Of course, that simplifies it a bit. The Congress has spent the last few years attempting to work together with other parties and remain relevant in the face of a BJP onslaught, both political and institutional. After all, it was the stated aim of Modi to make India ‘Congress-mukt’, free of the Congress.
This has not been achieved. The 2019 elections solidify the party’s presence in Punjab, and it also looks likely to win nearly all the seats in Kerala, where the Left is currently in power. Plus, its alliance with the DMK in Tamil Nadu has borne fruit, with the coalition set to win 35 of 38 seats.
But practically everywhere else, the party is in deep trouble. The BJP has routed it completely in the Hindi states, where the saffron party has yet again won nearly every seat. This is even true for the three states, Madhya Pradesh, Rajasthan and Chhattisgarh, which the Congress won in assembly elections just a few months ago.

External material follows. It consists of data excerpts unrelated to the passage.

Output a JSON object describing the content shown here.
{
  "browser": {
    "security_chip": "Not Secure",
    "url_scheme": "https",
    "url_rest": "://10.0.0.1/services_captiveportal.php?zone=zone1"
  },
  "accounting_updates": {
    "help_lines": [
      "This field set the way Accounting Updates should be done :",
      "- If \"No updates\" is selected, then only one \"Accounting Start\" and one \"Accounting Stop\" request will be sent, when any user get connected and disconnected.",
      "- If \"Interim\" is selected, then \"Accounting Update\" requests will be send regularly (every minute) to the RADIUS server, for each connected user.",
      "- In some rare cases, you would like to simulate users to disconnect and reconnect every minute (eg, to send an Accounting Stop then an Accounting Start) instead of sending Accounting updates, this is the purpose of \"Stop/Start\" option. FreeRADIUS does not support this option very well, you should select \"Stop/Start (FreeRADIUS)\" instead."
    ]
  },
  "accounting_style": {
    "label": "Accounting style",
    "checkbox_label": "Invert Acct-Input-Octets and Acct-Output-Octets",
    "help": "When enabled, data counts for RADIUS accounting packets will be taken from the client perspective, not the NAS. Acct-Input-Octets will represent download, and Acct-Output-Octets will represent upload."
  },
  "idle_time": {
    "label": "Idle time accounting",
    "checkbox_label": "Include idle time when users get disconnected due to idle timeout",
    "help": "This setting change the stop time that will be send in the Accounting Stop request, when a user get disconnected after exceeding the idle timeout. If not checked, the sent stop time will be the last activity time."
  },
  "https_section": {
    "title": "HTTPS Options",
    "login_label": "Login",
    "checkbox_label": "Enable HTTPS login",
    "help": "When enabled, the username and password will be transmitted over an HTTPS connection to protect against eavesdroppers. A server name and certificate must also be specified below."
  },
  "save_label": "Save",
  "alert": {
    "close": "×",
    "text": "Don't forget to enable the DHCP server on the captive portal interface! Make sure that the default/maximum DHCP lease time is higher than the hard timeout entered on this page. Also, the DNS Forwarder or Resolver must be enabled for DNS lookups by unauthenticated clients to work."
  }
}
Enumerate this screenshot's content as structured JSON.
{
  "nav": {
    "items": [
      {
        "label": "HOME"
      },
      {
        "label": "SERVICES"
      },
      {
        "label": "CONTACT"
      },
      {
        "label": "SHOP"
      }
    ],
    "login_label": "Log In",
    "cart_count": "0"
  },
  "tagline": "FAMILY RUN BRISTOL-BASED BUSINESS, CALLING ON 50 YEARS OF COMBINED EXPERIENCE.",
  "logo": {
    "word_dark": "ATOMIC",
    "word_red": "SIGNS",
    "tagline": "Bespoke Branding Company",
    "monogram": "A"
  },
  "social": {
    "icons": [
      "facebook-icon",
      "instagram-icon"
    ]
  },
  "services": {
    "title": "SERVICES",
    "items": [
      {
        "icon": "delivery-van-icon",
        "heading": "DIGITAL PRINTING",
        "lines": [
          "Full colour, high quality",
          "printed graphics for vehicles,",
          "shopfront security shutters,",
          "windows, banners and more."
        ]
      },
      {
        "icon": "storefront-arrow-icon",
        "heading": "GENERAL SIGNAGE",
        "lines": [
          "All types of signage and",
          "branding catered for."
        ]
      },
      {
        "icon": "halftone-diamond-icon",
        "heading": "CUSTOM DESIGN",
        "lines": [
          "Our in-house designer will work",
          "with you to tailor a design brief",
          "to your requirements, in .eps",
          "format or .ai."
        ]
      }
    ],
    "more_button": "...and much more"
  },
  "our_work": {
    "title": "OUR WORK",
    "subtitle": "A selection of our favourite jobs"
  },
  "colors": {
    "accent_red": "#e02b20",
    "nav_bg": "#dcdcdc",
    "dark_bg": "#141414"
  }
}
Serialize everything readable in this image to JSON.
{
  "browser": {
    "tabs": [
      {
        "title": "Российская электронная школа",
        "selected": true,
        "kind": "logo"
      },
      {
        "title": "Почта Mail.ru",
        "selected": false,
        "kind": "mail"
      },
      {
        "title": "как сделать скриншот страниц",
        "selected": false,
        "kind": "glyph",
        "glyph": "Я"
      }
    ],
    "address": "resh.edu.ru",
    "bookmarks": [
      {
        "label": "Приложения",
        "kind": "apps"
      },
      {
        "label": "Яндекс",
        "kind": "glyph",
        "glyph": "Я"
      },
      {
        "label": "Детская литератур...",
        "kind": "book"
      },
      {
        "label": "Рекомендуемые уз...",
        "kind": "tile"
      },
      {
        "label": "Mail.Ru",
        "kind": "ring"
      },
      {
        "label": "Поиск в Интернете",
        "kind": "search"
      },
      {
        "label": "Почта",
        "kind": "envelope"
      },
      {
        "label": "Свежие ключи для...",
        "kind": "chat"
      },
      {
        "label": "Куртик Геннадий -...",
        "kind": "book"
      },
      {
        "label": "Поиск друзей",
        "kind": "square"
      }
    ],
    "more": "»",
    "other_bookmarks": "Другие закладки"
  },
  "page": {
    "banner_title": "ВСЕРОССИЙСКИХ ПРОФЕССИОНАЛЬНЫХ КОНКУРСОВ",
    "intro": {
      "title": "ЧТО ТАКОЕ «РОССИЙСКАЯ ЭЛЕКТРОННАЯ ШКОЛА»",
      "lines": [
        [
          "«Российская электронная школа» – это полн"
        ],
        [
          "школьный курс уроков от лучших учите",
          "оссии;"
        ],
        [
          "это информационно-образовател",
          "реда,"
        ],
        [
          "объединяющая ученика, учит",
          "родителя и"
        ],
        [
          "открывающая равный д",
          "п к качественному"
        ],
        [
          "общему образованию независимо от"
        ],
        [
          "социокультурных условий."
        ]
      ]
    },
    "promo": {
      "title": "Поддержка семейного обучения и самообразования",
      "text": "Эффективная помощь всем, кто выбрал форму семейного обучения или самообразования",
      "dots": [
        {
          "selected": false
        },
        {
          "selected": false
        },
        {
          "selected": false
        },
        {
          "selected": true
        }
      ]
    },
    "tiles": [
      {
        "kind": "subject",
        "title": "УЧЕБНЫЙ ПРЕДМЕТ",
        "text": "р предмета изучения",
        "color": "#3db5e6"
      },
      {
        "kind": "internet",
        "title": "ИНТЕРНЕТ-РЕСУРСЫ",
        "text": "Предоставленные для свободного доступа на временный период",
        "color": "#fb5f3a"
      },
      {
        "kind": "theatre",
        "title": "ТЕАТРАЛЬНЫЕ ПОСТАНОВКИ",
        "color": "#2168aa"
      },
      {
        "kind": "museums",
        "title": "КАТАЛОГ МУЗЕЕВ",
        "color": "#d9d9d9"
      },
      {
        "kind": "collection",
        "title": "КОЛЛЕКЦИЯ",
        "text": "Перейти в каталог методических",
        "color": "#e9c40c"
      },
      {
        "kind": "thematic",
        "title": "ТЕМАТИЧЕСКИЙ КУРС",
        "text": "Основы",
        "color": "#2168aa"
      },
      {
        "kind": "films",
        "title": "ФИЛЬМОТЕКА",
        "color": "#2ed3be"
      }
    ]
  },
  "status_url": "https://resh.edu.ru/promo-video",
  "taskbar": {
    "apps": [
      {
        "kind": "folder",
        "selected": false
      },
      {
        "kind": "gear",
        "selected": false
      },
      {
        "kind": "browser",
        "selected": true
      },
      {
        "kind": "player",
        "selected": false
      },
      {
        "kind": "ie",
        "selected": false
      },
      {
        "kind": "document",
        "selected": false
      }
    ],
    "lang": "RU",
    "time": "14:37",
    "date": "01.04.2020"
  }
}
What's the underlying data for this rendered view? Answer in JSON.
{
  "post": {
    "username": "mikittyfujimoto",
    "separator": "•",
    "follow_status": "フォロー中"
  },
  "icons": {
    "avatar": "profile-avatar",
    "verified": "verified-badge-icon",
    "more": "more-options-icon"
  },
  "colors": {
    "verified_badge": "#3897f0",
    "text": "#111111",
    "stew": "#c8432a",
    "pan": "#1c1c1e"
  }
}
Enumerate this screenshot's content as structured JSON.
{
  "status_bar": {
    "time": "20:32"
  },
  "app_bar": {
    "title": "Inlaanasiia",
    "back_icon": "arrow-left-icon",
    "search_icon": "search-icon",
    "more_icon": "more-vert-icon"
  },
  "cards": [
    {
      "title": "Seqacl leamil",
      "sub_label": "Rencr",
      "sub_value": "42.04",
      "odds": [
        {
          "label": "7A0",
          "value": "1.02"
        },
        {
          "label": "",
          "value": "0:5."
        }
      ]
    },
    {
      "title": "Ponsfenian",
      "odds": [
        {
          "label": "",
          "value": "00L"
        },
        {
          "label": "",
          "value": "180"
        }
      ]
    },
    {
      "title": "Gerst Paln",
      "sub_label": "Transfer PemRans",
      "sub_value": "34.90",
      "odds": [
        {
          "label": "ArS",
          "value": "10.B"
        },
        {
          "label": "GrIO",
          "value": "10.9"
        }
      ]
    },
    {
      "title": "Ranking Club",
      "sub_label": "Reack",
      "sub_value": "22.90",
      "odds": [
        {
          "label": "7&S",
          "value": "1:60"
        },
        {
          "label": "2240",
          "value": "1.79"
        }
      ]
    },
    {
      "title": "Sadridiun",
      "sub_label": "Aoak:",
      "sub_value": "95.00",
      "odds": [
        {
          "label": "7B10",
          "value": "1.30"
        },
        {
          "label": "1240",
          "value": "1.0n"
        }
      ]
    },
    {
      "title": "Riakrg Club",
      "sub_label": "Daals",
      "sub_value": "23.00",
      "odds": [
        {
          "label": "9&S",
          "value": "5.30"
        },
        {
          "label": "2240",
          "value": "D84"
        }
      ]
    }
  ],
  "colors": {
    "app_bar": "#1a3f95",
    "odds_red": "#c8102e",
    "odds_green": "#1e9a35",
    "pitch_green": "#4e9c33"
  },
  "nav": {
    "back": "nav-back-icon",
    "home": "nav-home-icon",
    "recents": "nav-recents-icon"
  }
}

It is also wilting or disappearing from the East and the North-East, except in a few places. In Karnataka, where the Congress managed to outsmart the BJP and cobble together a government with the Janata Dal (Secular) after state elections in 2017, the BJP has still won 25 of 28 seats.
The four seats expected in Telangana might suggest it remains a player there, but this is bittersweet, because the Congress was at least partly responsible for creating the state (when it was bifurcated from Andhra Pradesh in 2014) and yet has seen almost no electoral gains for doing so.
Maharashtra, where the party tied up with the Nationalist Congress Party, is a particular disappointment, since the conditions there were perfect for an anti-incumbency vote. Yet the BJP-Shiv Sena alliance has ended up with 41 of the 48 seats in the state. The Congress-NCP have just 6.
Maybe most tellingly, Congress President Rahul Gandhi, as of 5 pm, is trailing in Amethi, for long a pocket borough of the Nehru-Gandhi family. A loss to the BJP would only cement the feeling that the party simply cannot compete with the BJP in North India.
Must the Congress die?
These trends seemed evident after the exit polls came out on the 19th, prompting psephologist-politician Yogendra Yadav to say on Twitter that the “Congress must die.” Political scientists Suhas Palshikar responded to this, making the argument that the Congress still draws a significant number of votes nationally, and its apparatus remains useful for anyone hoping to put up an actual fight against the BJP.
But the question might have to be more specific: What can the Congress do to actually compete? Does it have the leadership needed to do so?
The loss in 2014 seemed both anomalous and also so much of an existential threat that the party did not even consider dispensing with its leadership, anchored around the Nehru-Gandhi family, at the time.
But the same result two General Elections in a row suggests this is no fluke, and that the Congress does not have an answer. Will its process of introspection look different this time around?